The first steps toward solving a problem involve acknowledging and clearly stating the problem. I think you are doing a good job doing just that, Panda.
How can we change people’s motivations when money is such a temptation?
Hi Zinny, thank you for following.
Since money has no value in itself, only in what it can buy, our first job is to ask what it buys, then see if there’s a better way of providing it.
For myself, I believe money / goods buy security and abate fear, so is there a way we can be less afraid? By recognising the safety of a more nurturing community with more compassionate values?
I think many people in our culture tend to define themselves by their possessions. How much they own translates into how much respect and admiration they think they deserve from others. Popular culture features the ‘haves’ over the ‘have nots,’ and aquiring more and more is shown to be a worthwhile endeavor.
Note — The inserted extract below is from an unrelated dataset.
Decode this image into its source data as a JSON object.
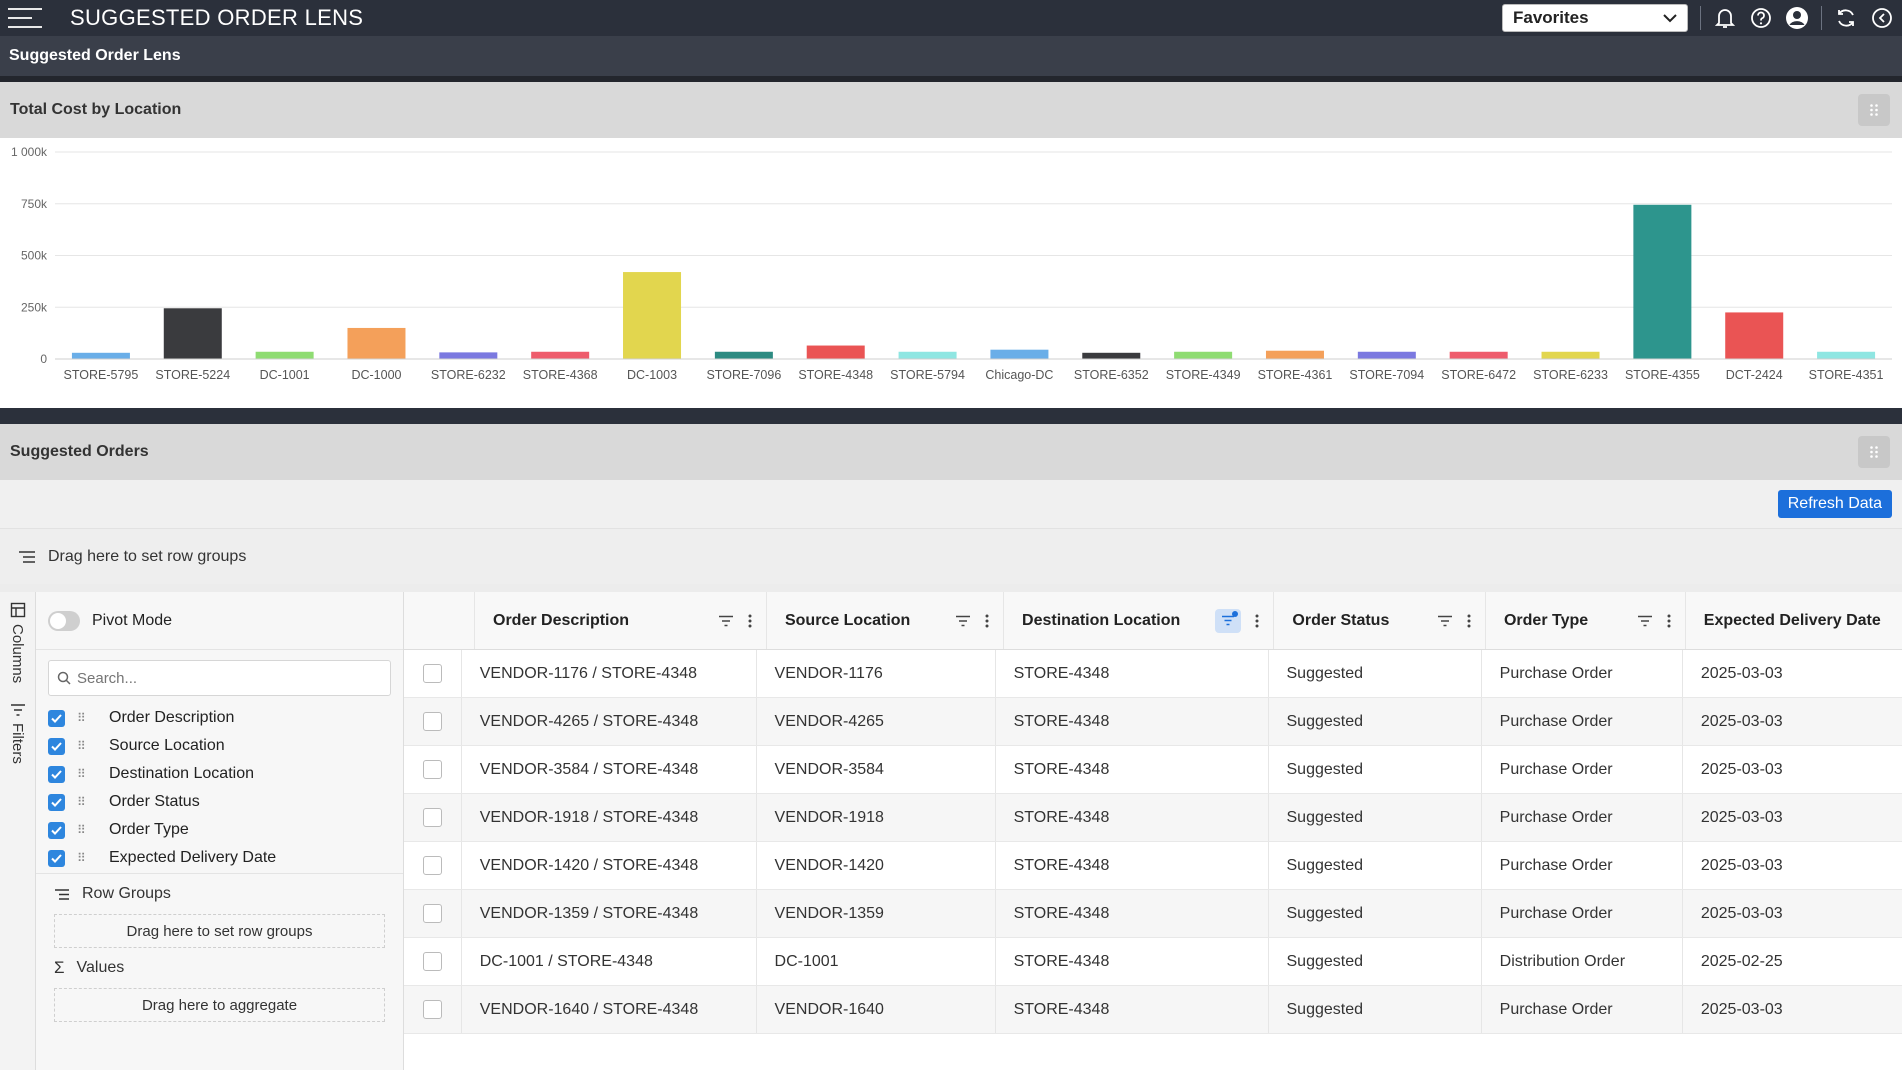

I see it even in daily life, with young children praised and adored for their cute clothing and great toys, rather than their behavior (being helpful, friendly, empathetic, or polite.) Hopefully, in a more compassionate society, people can get feelings of self-worth for reasons other than the amount/quality of material possessions they have. I think it’s important to start instilling this when they’re young.
Exactly. My husband goes to church with the kids (I play hookie). My eldest Thing One (12 yr old) came home with a paper. She had to rate the three things she wanted in her future and the three she did not. One of the three she did not want was money. My dh said “Oh, but money is not that bad.” And she said, “It is easier for a camel to walk through the eye of a needle than a rich man to get into Heaven.” Zing! I love it when she throws the preaching right back at him. Too many capitalists conveniently miss that part of the Bible while paying it lip service to get votes. Straight white teeth indeed.
Hi ALice,
I want to respond more, but it’s eating in to my next post – so I’ll just say Dirty capitalist SCUM!!! and foam a little 😯
“Most of us are slaves of the stories we unconsciously tell ourselves about our lives. Freedom begins the moment we become conscious of the plot line we are living and, with this insight, recognize that we can step into another story altogether.”
-read this in an article in resilience.org
I guess the first step in waking up from these illusions is by telling and spreading the truth, like what you’re doing here, especially to those who don’t get to hear the truth that much.